Was tax on car parking space fair?

WE RENT car park space next door and underneath our building. Last year we received a taxe d’habitation demand for it for the first time after we had been here three years. As a parking space is not for living in, is this right? C. H.

Any property owned or rented gives rise to taxe d’habitation and foncière, the former being due by the person using it, the owner paying the latter.
A charge on a private parking space is legitimate.

As to the reason for the delay in charging, then the first is that the charge is only due on the person in the property on January 1 each year, unless whoever does pay the charge decides to time apportion it between the people who have shared the property during the course of the calendar year but in that case this is an arrangement between the users of the property.
For this reason, if you were not using the property on January 1 of the first year you had use of the parking space, then that is one year for which you would have avoided the charge.

The second reason is sometimes it takes time for the information about the new people in a property to filter through to the relevant departments that issue these bills, so yes, there are occasions when years are missed.

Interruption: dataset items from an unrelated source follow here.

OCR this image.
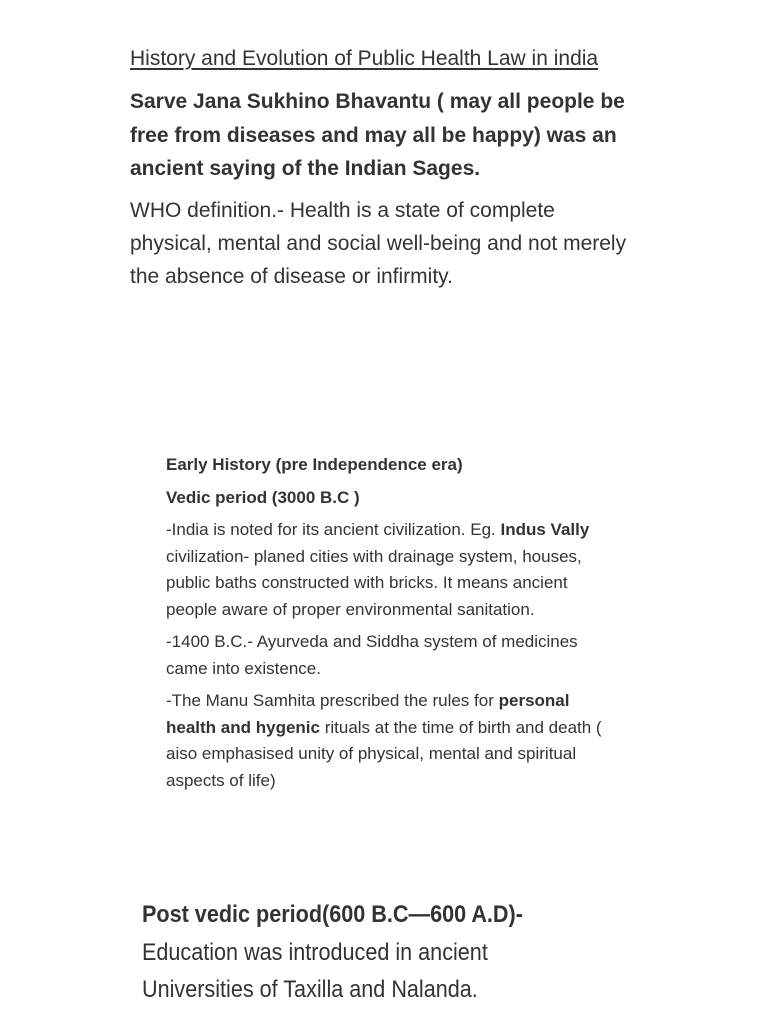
History and Evolution of Public Health Law in india
Sarve Jana Sukhino Bhavantu ( may all people be free from diseases and may all be happy) was an ancient saying of the Indian Sages.
WHO definition.- Health is a state of complete physical, mental and social well-being and not merely the absence of disease or infirmity.

Early History (pre Independence era)

Vedic period (3000 B.C )

-India is noted for its ancient civilization. Eg. Indus Vally  civilization- planed cities with drainage system, houses, public baths constructed with bricks. It means ancient people aware of proper environmental sanitation.

-1400 B.C.- Ayurveda and Siddha system of medicines came into existence.

-The Manu Samhita prescribed the rules for personal health and hygenic rituals at the time of birth and death ( aiso emphasised unity of physical, mental and spiritual aspects of life)

Post vedic period(600 B.C—600 A.D)-

Education was introduced in ancient Universities of Taxilla and Nalanda.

Thirdly, when people move out, sometimes the tax office does not have the new address to which to send the bills that are relevant to them.

Consequently, it is only when the tax office finds the previous tenant, that they learn of the new tenant - you - and, with time taken to find all this out, as for the above point, years can be missed.
However the charge can be levied for the current and the previous tax year. The tax office will evidently issue the current year’s charge first but may, subsequently, issue the previous year’s charge.